By Dan Prendergast, M.A.
Mental health professionals and consumers of psychotherapy commonly talk about being for or against medication, and commonly talk about medical versus psychological variants of mental illness. I think this approach is problematic for a number of reasons, and today I would like to argue that we stop speaking in these terms because it negatively affects treatment decisions. First, speaking of psychological or biological forms of illness invokes a mind-body dualism that dates back at least to Descartes. I don’t buy in to this position since I (and probably most others) believe that mind and brain are essentially the same thing. Second, when we talk about biological and psychological forms of mental illness we fall into the common trap of confusing the causes of mental illness with the perspectives from which it is studied. A psychologist might be more likely to study cognitions, a psychiatrist might be more likely to study neurotransmitters, and individuals in other disciplines might study mental illness from sociological, historical, economic and political perspectives. However, this does not necessarily mean that a particular illness (e.g., depression) is always primarily caused by thoughts, neurotransmitters, or sociopolitical conditions. Third and most importantly, I think that making a distinction between “biological” and “psychological” forms of mental illness biases our treatment decisions towards biological or psychological interventions, and distracts us from which treatment(s) have the most supporting evidence.

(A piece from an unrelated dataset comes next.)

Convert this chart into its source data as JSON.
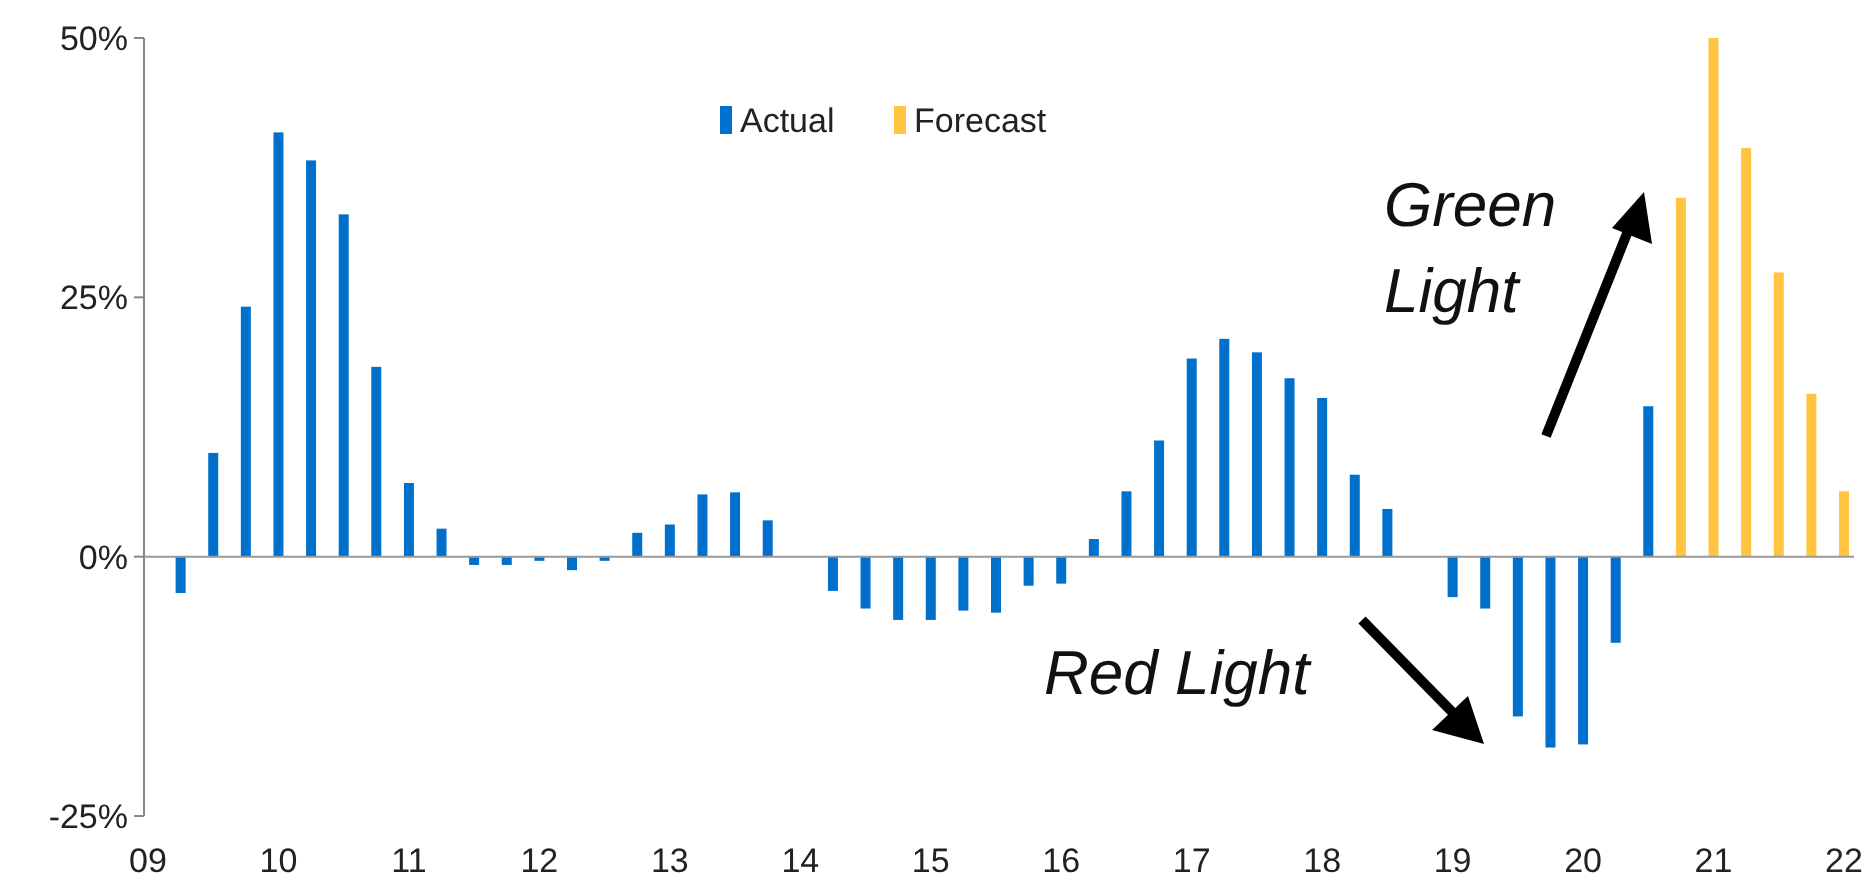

A major concept in the study of mental health is that there are many routes to the same diagnosis, be it depression, anxiety, mania or psychosis. Within each diagnostic category there are probably many different subtypes that have yet to be understood (e.g., “there is not schizophrenia, there are schizophrenias”). For many disorders there are very clearly defined correlates and potential causes of illness that might involve thinking, brain structure, brain function, systemic physiological changes (e.g., thyroid problems, fever, drug use) or other causes, and I do not mean to suggest that these well researched findings are trivial, or that studying causes of mental illness is not critically important. What I would like to argue is that whatever the cause, in all forms of mental illness there are cognitive, behavioral, physiological and perhaps anatomical changes that occur together and negatively impact a person’s lived experience. Each of these represents an opportunity for intervention.
Once a person’s experience is distressing, mental health professionals must create a treatment plan featuring one or more appropriate interventions that reduce distress. Some of these treatment plans correspond well with presumed causes of mental illness, but most treatment plans probably do not. For example, if we knew that an individual’s depression happened to result from genetic factors we wouldn’t change their DNA, but might offer psychotherapy and a selective serotonin reuptake inhibitor. Another person might be depressed due to a thyroid problem, and might respond well to synthetic thyroid hormone and talk therapy that does not alter thyroid functioning. A third individual might be depressed following the death of a loved one and declaring bankruptcy, and treatment might involve medication and talk therapy but probably wouldn’t involve resurrection and transferring money to the client’s bank account. In my opinion (from a clinician’s perspective), once mental illness is present the most important question is what treatment can be most effective for a set of symptoms, almost regardless of what we believe the root cause of distress might be.
Earlier I wrote that we often confuse the diverse focuses commonly associated with different mental health disciplines for causes of illness. I would suggest that we take the different perspectives that are used to understand mental illness (biological, psychological, sociological, etc.) and reframe them as potential modes of intervention that are present for each client. To improve an individual’s experience, it is possible to facilitate change in behaviors, thoughts, brain structure, brain function, environment, or interaction with social services or other resources. Interventions for thoughts and behaviors typically involve psychotherapy, and interventions in brain functioning involve medications or other interventions. For some problems such as severe epilepsy, surgery to change brain structure is helpful. Changes in environment might include hospitalization or avoidance of certain people or situations. Still other individuals benefit from referrals to lawyers or public assistance programs. Many people benefit from more than one of these interventions. I think that the big question should be, “which interventions have the most support?”
This blog might be a bit long-winded and pedantic, but I think that drawing a distinction between the presumed cause of mental illness and its treatment serves clients and addresses barriers to treatment. For example, lets suppose that I am dealing with a depressed client. If I say, “I think that you have a biological depression,” the client might think that the serotonin functioning in their brain is hopelessly deficient, and might form a negative opinion of talk therapy. In reality we are probably not measuring the client’s serotonin levels, and there are probably people with similar serotonin functioning who are not depressed. I would rather tell this client that they appear to be quite depressed, and that medication that alters serotonin functioning has been strongly associated with reduced levels of depression for people with similar symptoms. For this hypothetical client, I am for medication. For other clients, my answer is that “it depends.” Perhaps I am making a picky point, but I think that the way we think and talk about issues related to treatment has a great influence on how we act.